Though I am inclined to favor a vegetable diet I am not one of the rabid kind. I usually eat whatever my appetite calls for, and sometimes do not touch meat of any kind for months. I firmly believe that if one can secure a sufficient variety of fruits, grains, vegetables and nuts that there is not only no actual need for meat, and that one would be far better off without it. Meat unquestionably tends to fill the blood with elements that cannot be readily eliminated by the depurating organs. If meat was included in my diet when attacked by illness, as a first step towards a cure, it was always immediately avoided, and often this has been all that was necessary in order to bring about the desired results. But the most startling evidence in favor of vegetarianism is the fact proven in my own athletic experience, and in the experience of many others, that the vegetarian diet gives one far greater endurance than the meat diet. It makes a better quality of muscle. The theory is maintained that the food in meat has already been used by the animal from which it was secured, and, in eating his flesh you really secure nourishment second hand.

The life principle in the vegetable matter, that the animal converted into flesh, has been partly consumed by him, and in eating his flesh you are simply able to extract what remains.

There is no doubt that a better quality of blood is made from a vegetarian than from a meat diet. There is less danger of overeating. Many say that the average vegetarian does not seem as vigorous as the meat eater, and there is a certain degree of truth in this claim, but it must be remembered that vegetarians are not stimulated up to the highest point as meat eaters usually are. Furthermore, meat eaters are more often addicted to the use of alcohol than are vegetarians. This naturally adds more flesh, and gives them a more vigorous appearance in the eyes of those who are unfamiliar with the natural signs of health. Fat is not health. Bloated red cheeks are not by any means a sign of health. They are a sign of disease and such a person is just "ripe" for the first microbe that happens to come his way.
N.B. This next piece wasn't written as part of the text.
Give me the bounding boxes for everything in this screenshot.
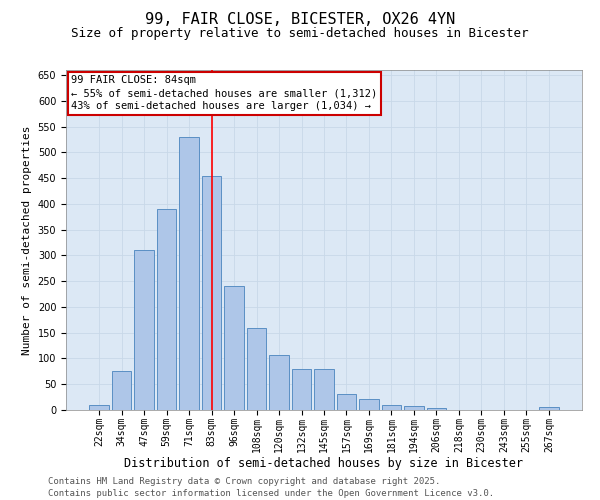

Then again, many vegetarians are poorly nourished. They do not eat the proper foods. They eat too much white bread and other foods that do not contain the necessary elements to feed the body in proper proportion. Many vegetarians also eat too frequently, do not fast when nature commands, and they suffer from overcrowding their digestive organs, just as does the meat eater.

Vegetarianism is unquestionably the natural diet of man. He will attain a more mature age when subsisting on this character of food than when on flesh diet. When the fact is considered that nearly all of our own medium class farmers are practically vegetarians, not from choice, but because of their inability to get fresh meat there remains but little to support the flesh-diet theory.

Attention is often called to the British as the meat-eating nation, and even there the poorer classes of England, Ireland and Scotland, which, really furnish the vigor upon which is founded the brains of the country, are nourished almost entirely on vegetarian diet. Like our own middle-class farmers they can not afford meat more than once or twice each week, and sometimes not even so frequently. No serious objection can be made to eggs and milk if they seem to be properly digested, though in the strictest sense they are not really a part of vegetarian diet.

Each individual should study out his own salvation. Find the diet that seems to furnish the most energy and then adhere to it until you have good reason to change. If this suggestion is followed, sufficient care is maintained not to overeat, regular exercise is taken and if an occasional fast of a day or two is practiced when necessary, there will be but little deviation from that high degree of health which fills life with such vast possibilities.